Growth in Adoption and Future Outlook
While the platform is already seeing much success across the Pharmaceuticals, Consumer Health and Enabling Function divisions its stakeholder base is still growing in multiple areas. For example, Bayer Pharmaceuticals Research recently decided to adopt the new platform capabilities for model API management discussed above to maintain and govern their analytical models. Dr. Andreas Poehlmann, research scientist in the Machine Learning Research Group at Bayer Pharmaceuticals says, “This setup streamlines the way we deploy our model APIs internally to make them easily available for researchers at Bayer while ensuring compliance. Having this centralized data science platform available allows us to quickly move from prototype to production and lets us focus on solving the scientific questions.
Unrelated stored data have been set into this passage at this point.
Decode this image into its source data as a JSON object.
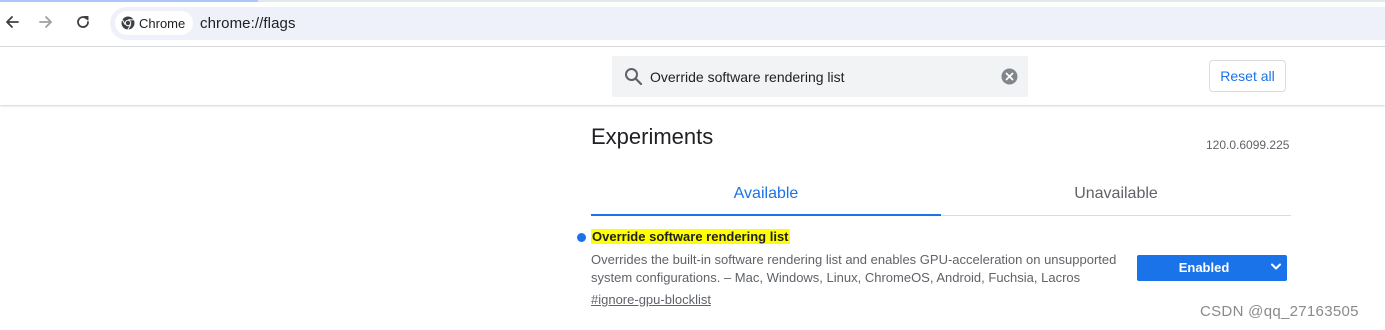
{
  "browser": {
    "chip_label": "Chrome",
    "url": "chrome://flags"
  },
  "header": {
    "search_value": "Override software rendering list",
    "reset_label": "Reset all"
  },
  "main": {
    "title": "Experiments",
    "version": "120.0.6099.225",
    "tabs": [
      {
        "label": "Available",
        "selected": true
      },
      {
        "label": "Unavailable",
        "selected": false
      }
    ]
  },
  "flag": {
    "name": "Override software rendering list",
    "description": "Overrides the built-in software rendering list and enables GPU-acceleration on unsupported system configurations. – Mac, Windows, Linux, ChromeOS, Android, Fuchsia, Lacros",
    "link": "#ignore-gpu-blocklist",
    "state": "Enabled"
  },
  "watermark": "CSDN @qq_27163505",
  "colors": {
    "accent": "#1a73e8",
    "highlight": "#ffff00",
    "omnibox": "#eef1f9"
  },
  "icons": [
    "back-arrow-icon",
    "forward-arrow-icon",
    "reload-icon",
    "chrome-logo-icon",
    "search-icon",
    "clear-icon",
    "chevron-down-icon"
  ]
}
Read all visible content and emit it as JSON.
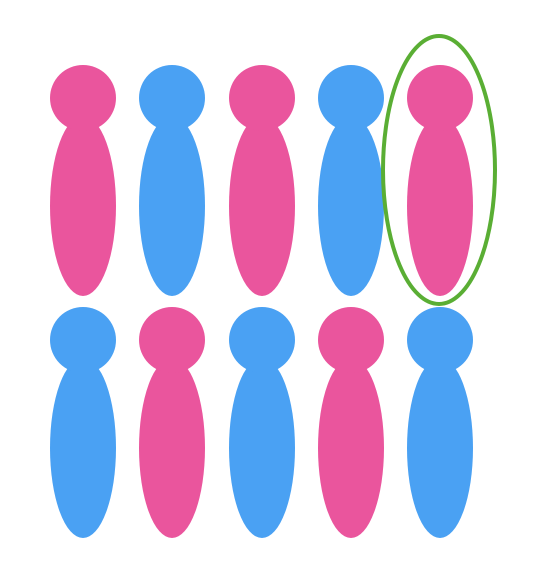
{
  "colors": {
    "background": "#ffffff",
    "pink": "#ea559d",
    "blue": "#4aa1f3",
    "highlight": "#5aae34"
  },
  "rows": [
    {
      "figures": [
        {
          "color": "pink",
          "highlighted": false
        },
        {
          "color": "blue",
          "highlighted": false
        },
        {
          "color": "pink",
          "highlighted": false
        },
        {
          "color": "blue",
          "highlighted": false
        },
        {
          "color": "pink",
          "highlighted": true
        }
      ]
    },
    {
      "figures": [
        {
          "color": "blue",
          "highlighted": false
        },
        {
          "color": "pink",
          "highlighted": false
        },
        {
          "color": "blue",
          "highlighted": false
        },
        {
          "color": "pink",
          "highlighted": false
        },
        {
          "color": "blue",
          "highlighted": false
        }
      ]
    }
  ]
}
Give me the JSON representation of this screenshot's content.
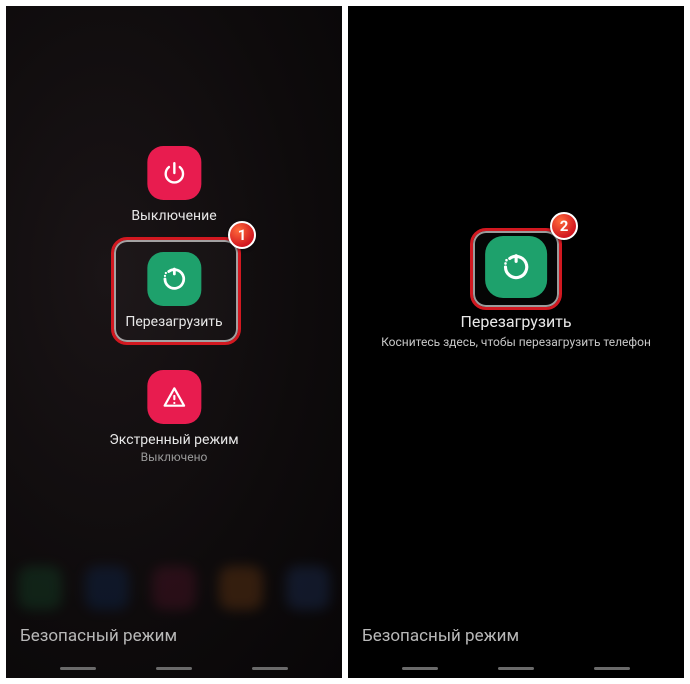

For example, we’re already using it to make an in-house-developed and open-sourced molecular representation extraction tool available to our scientists, which allows extracting CDDDs (continuous and data-driven molecular descriptors) from molecular SMILES (Simplified Molecular Input Line Entry Specification) strings. It’s great to have these data-science services provided internally through a unified and centralized platform at Bayer.”
Bayer’s cross-divisional data science platform will continue to evolve. The 2023 roadmap includes topics like the integration of Amazon SageMaker, which will let data scientists build, train, and deploy ML models with fully managed infrastructure, tools, and workflows “We provide capabilities which are well documented and built on well-tested, scalable services from AWS,” says Schmitz. “Our platform has a strong effect on how models are developed and deployed. We will continue to make things easier for data scientists, and further accelerate the adoption of advanced analytical methods and machine learning across the organization.”